THE EFFECTIVENESS OF a particular antibiotic depends on where in the world it is prescribed. If large quantities of the antibiotic have been used, the bacteria will have become accustomed to it. Penicillin still works reasonably well in Sweden, but not in India.
“Whatever we do in Europe, I don’t think it will have much of an effect,” continues Mate. “If we don’t solve the problem globally, we’ll just see resistance problems over and over again. We should also focus more on preventive work, on really finding out which antibiotics should be prescribed. And the entire hygiene mentality needs to change.”
ONE BIG PROBLEM in many developing countries is the approach to hygiene. The majority of infections that require antibiotics could probably be prevented through better hand-washing. Poor quality water and a lack of hygiene means that the proliferation of resistant bacteria is increasing. This makes it easy for antibiotic-resistant bacteria to spread among the population, which in turn means that new antibiotics are needed.

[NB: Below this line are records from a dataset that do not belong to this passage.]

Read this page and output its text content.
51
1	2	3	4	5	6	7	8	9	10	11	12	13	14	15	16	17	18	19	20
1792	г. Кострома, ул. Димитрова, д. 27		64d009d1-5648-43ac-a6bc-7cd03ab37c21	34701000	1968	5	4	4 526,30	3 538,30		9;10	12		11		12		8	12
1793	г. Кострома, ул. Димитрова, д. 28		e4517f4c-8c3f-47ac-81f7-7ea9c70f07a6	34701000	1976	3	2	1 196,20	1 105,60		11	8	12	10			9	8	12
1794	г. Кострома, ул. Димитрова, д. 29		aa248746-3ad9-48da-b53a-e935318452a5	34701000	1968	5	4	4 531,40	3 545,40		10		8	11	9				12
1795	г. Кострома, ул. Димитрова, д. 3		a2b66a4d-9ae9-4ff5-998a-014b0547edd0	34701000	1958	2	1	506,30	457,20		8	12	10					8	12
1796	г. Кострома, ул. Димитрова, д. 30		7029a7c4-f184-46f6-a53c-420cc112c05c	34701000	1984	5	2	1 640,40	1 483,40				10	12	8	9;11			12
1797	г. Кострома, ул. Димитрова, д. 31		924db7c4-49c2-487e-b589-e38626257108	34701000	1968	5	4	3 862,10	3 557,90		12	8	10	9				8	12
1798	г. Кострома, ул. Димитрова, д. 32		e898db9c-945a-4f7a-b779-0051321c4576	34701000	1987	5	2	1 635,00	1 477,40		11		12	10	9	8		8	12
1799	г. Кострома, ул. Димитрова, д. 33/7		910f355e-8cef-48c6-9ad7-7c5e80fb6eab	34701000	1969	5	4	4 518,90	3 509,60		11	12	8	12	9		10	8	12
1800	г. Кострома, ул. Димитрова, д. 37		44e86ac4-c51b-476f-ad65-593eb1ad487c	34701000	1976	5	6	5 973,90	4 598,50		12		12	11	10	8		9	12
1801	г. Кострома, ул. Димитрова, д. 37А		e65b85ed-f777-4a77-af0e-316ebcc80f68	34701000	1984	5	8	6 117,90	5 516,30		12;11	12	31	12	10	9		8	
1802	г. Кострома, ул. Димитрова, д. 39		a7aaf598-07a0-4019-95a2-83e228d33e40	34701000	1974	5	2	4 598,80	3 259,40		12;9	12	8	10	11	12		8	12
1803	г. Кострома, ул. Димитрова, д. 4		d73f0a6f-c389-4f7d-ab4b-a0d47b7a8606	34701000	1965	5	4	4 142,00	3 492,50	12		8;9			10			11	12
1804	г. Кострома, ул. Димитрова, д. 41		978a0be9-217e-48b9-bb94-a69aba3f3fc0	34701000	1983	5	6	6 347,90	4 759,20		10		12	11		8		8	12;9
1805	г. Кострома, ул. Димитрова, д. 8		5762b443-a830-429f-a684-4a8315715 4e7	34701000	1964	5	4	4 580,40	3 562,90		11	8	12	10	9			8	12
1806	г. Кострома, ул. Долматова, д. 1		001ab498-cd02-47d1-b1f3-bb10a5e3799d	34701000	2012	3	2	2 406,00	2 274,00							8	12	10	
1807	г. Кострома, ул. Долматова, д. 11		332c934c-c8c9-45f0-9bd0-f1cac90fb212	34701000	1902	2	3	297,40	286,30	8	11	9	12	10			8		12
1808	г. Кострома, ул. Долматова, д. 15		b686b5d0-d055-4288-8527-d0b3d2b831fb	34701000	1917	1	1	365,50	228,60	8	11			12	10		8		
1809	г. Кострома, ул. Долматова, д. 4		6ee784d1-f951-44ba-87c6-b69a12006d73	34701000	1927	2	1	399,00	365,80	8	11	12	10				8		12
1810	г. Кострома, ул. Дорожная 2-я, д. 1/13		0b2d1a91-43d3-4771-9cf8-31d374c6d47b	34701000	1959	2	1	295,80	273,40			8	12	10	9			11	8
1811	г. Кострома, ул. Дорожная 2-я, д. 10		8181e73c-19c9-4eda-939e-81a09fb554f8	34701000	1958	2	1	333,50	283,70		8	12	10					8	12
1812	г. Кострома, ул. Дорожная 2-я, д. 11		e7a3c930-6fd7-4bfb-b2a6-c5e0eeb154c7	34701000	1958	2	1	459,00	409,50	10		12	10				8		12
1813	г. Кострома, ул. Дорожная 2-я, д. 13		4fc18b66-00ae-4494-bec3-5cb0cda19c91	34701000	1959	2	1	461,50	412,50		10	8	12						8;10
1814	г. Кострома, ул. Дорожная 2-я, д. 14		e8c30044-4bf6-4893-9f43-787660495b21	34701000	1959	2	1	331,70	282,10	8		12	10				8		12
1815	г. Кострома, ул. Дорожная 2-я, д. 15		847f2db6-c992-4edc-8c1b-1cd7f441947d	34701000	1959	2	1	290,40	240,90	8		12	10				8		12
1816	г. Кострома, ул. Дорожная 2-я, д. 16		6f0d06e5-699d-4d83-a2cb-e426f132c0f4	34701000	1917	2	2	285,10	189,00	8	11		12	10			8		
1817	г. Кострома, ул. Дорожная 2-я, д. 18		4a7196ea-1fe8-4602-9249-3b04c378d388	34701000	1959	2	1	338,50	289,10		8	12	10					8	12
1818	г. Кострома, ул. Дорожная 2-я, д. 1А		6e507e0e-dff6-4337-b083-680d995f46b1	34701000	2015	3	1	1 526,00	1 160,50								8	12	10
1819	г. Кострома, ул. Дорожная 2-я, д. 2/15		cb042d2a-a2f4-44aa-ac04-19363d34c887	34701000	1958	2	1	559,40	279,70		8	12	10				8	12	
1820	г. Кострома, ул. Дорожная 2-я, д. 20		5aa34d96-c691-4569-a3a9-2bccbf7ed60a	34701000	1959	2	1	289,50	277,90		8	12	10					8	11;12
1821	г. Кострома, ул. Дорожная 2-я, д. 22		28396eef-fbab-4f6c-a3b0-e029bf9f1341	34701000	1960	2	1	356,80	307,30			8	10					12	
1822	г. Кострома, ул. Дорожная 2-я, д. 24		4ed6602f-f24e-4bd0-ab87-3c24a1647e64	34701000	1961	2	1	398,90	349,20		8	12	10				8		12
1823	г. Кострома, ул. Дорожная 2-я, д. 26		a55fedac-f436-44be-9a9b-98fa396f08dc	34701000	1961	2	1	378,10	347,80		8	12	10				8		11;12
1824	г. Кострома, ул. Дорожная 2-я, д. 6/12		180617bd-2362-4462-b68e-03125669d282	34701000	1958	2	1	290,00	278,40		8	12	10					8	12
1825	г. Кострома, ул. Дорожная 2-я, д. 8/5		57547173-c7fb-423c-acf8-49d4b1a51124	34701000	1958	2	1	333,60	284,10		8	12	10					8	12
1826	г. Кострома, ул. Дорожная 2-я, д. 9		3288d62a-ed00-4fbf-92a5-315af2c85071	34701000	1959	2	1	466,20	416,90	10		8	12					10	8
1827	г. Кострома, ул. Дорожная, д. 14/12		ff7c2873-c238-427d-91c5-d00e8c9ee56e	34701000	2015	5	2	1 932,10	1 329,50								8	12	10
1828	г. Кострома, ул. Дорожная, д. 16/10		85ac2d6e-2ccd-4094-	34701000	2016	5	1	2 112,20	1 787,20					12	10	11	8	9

“We need to try to stay one step ahead, and find new cell mechanisms so we can trick bacteria into not surviving,” says Rosmarie.
In recent years, a number of studies from the biggest Swedish research councils have focused on antibiotic research.
“Things are different now compared with a decade ago,” concludes Anne. “Back then, no one was talking about antibiotic resistance. Today, there is much more interest among both researchers and the general public.”